My own involvement in the project has been varied, but most recently focused on getting the detectors to CERN last year, and then working with engineers at Fermilab and UC Davis to design and build the fixtures and procedures to get the forward detector installed.
A postdoc in the Davis group, Ricardo Vasquez Sierra, and I hand-carried the assembled half-disks aboard commercial aircraft from Chicago to Zurich to Geneva in four separate trips last year. These incredibly delicate devices were housed in special acrylic cases so as to facilitate security inspection. (We had made special arrangements with the TSA in Chicago…Zurich was more dificult.) The acrylic cases were in turn carried inside foam-lined hard shell cases. Needless to say, we carried each one, valued at about $500k, very carefully. People thought we were crazy – there is a certain history in our field of detectors arriving damaged when shipped – but we made it there with no problems at all. My biggest fear, I think, was some idiot tearing through the terminal and hitting one of our detectors with a luggage cart.
Meanwhile we needed to design a system to perform a sort of ship-in-a-bottle feat with the forward detectors. The detectors are deep inside the CMS tracker, the central bore of which is about seven meters long. The detector half-disks are mounted on two-meter-long carbon fiber service cylinders which also support the cables and tubes feeding power and cooling to the detector, plus some of the electronics. The two service cylinders sit vertically and slide into their final position along grooves in carbon fiber beds on the top and bottom of the bore. So as to have no uninstrumented regions in the vertical plane, at the end of travel the grooves are curved so as to make the half disks mesh. Thus, the two half cylinders need to be pushed in simultaneously with millimeter precision. Later the detectors need to be removed, at which point they will have become radioactive from exposure to the intense radiation environment in the center of the CMS detector. So the system had to be simple, easy and fast to use, so as to minimize radiation exposure to personnel.

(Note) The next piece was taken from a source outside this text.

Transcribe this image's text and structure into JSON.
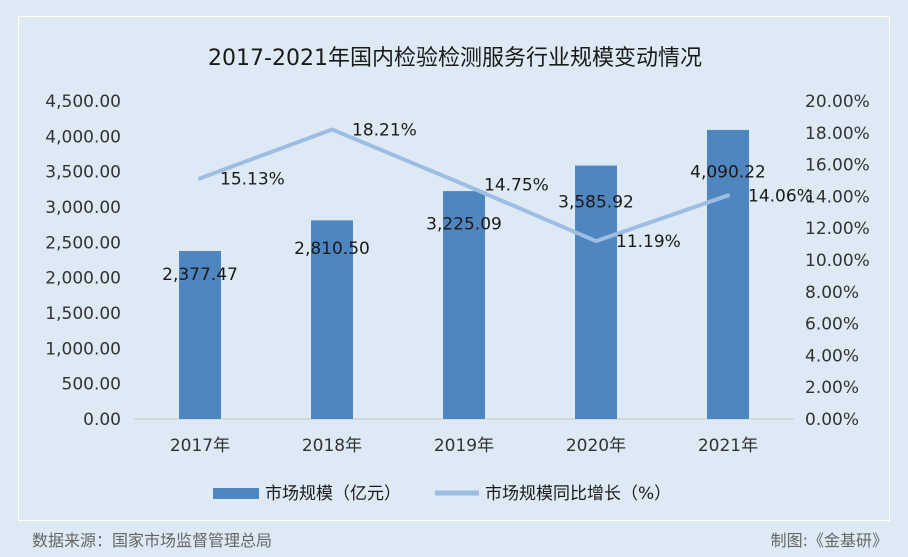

Here is a remarkable photo of one of the forward pixel half cylinders half way into position. Note the converging tracks in which the half cylinder feet ride and the vertical beam pipe support that the detector has to clear on the way into position.
I have always been mechanically minded and enjoy problems like this. It was not the most sexy part of the pixel project, but an essential piece of making the whole thing work. We did a test of the inserttion a year ago when the tracker was still in a surface building at CERN. From the lessons we learned from a that test we built the final system for installation and tested it in May, before the beam pipe installation was completed.
So, just a few hours ago the CMS pixel detector was successfully installed. I was unable to be there, due to the recent birth of my son Ian. (Gotta have your priorities straight…) My able colleagues filled in seamlessly for me. Soon, though, the LHC and the ATLAS and CMS experiments will be up and running, and this great human adventure into inner space will commence.